Learn more about UAS’s (short list to get you started):
- Wildeas.org: UAS 101
- DIYDrones.org: A newbie’s guide
- ConservationDrones.org: Examples of conservation applications
|“Drone Speak” – A Glossary UAS – Unmanned Aircraft System: The coordinated set of modules, including the aerial semi- or fully autonomous vehicle(s), payloads, ground control and communication station, predesignated by the manufacturer to act as a complete operational unit or system.
UAV – Unmanned Aerial Vehicle: Commonly and mistakenly known as a drone, the UAV is actually a remotely piloted aircraft (RPA) – an advanced semi- or fully autonomous powered aircraft that does not carry a human operator and is operated/controlled from the ground via its autopilot mechanism. The UAV is the backbone of any UAS and carries all payloads and equipment required to perform its flight, mission and communication. The UAV can be preprogrammed for flight and payload operations prior to launch (Non Real-time) or during flight (Real-time).

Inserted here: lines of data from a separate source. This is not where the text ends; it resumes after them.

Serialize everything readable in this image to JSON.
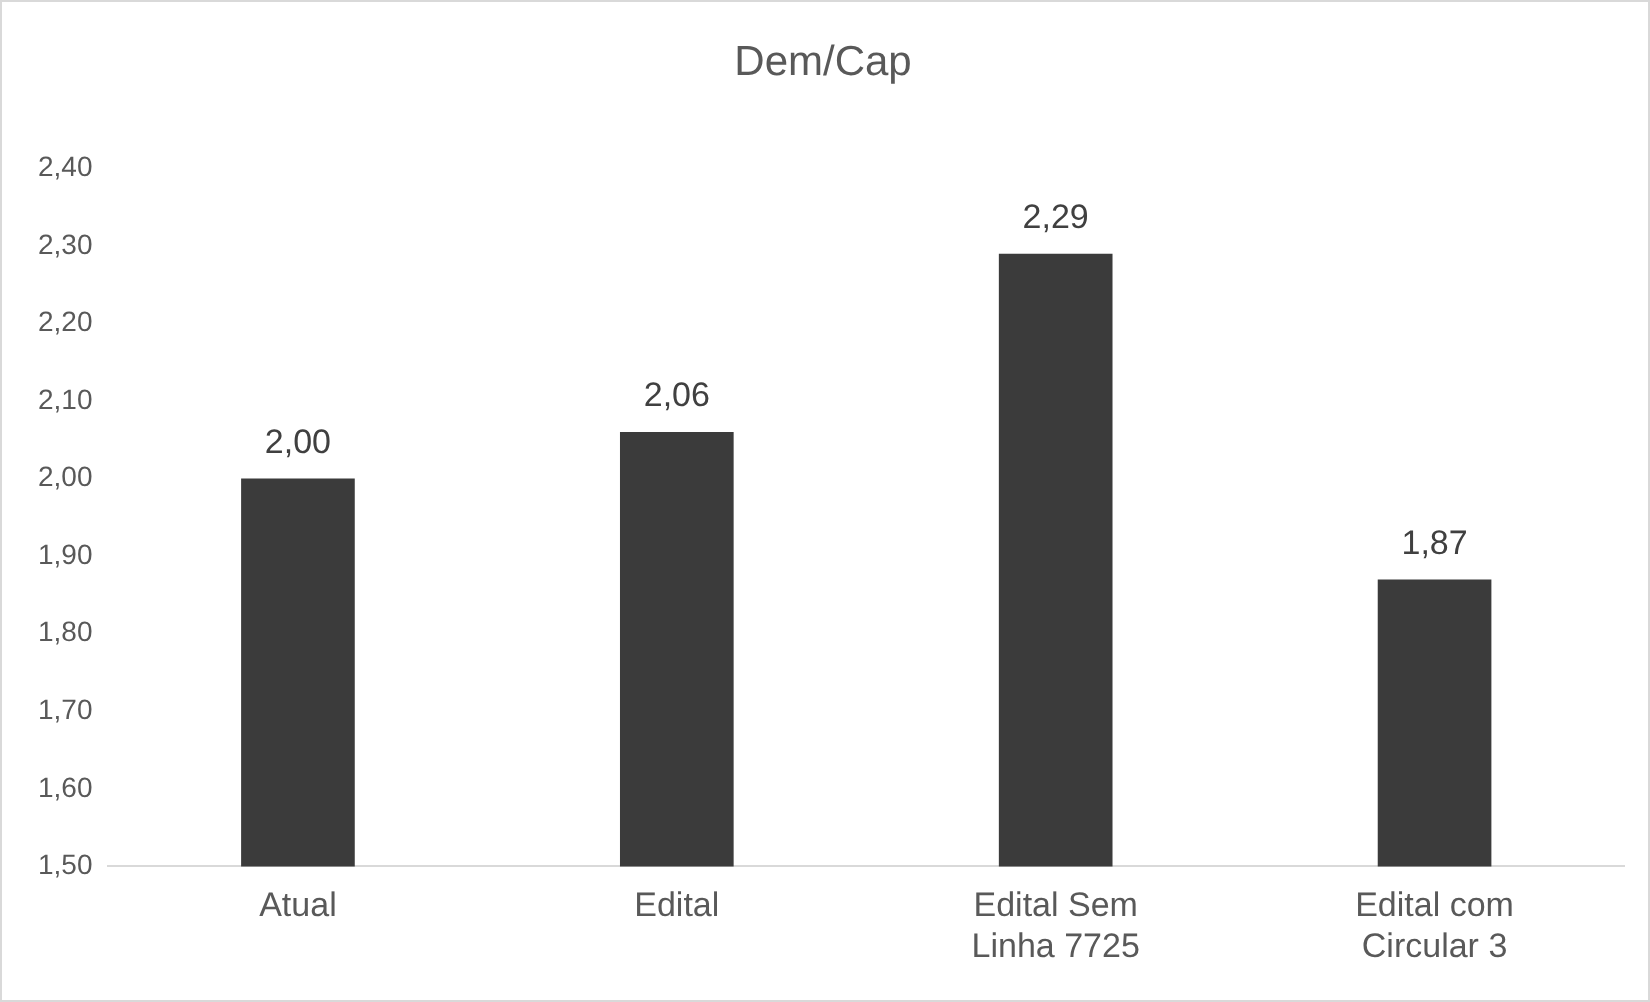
{
  "chart_data": {
    "type": "bar",
    "title": "Dem/Cap",
    "categories": [
      "Atual",
      "Edital",
      "Edital Sem Linha 7725",
      "Edital com Circular 3"
    ],
    "values": [
      2.0,
      2.06,
      2.29,
      1.87
    ],
    "color": "#3b3b3b",
    "value_labels": [
      "2,00",
      "2,06",
      "2,29",
      "1,87"
    ],
    "ylim": [
      1.5,
      2.4
    ],
    "yticks": [
      {
        "value": 1.5,
        "label": "1,50"
      },
      {
        "value": 1.6,
        "label": "1,60"
      },
      {
        "value": 1.7,
        "label": "1,70"
      },
      {
        "value": 1.8,
        "label": "1,80"
      },
      {
        "value": 1.9,
        "label": "1,90"
      },
      {
        "value": 2.0,
        "label": "2,00"
      },
      {
        "value": 2.1,
        "label": "2,10"
      },
      {
        "value": 2.2,
        "label": "2,20"
      },
      {
        "value": 2.3,
        "label": "2,30"
      },
      {
        "value": 2.4,
        "label": "2,40"
      }
    ],
    "grid": false,
    "legend": false
  }
}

Platform: A simple term used by professionals when referring to the aerial component of the UAS (“the bird”) – commonly referring to the aerial vessel providing lift, carrying all components necessary for flight and mission.
Payload: Equipment carried by the UAV that is utilized to perform a mission and not directly related to flight, control or navigation (i.e. camera, sensors for detection).
Fixed-wing: A term used to describe UAV’s with a permanent wing assembly, requiring continual forward motion (i.e. cannot hover). It commonly provides longer endurance and higher payload capacity.
Multi rotor (copter): A term used to describe UAVs that use multiple rotors to provide both vertical lift and horizontal motion. These rotors similar to single rotor helicopters, allow the UAV to hover and provide simpler operation and stable images. Commonly used for shorter endurance and range.
Gimbal: A pivoted support that allows the rotation of an object (a UAV’s payload) on at least one (often 3) designated axis, independent from its support (the platform).
Real-time system: Transmits data, such as video or other remotely sensed data, immediately from the UAV to the operator – allowing real-time search, detection and response.
RC/RCA – Radio Controlled Aircraft: Based on hobbyist level platforms, RCA’s are small, operator-directly-controlled aircrafts that can at times include basic semi-autonomous capabilities and carry small payloads. RCA’s lack higher autonomous capabilities, operational oriented design, automatic backup, or safety systems.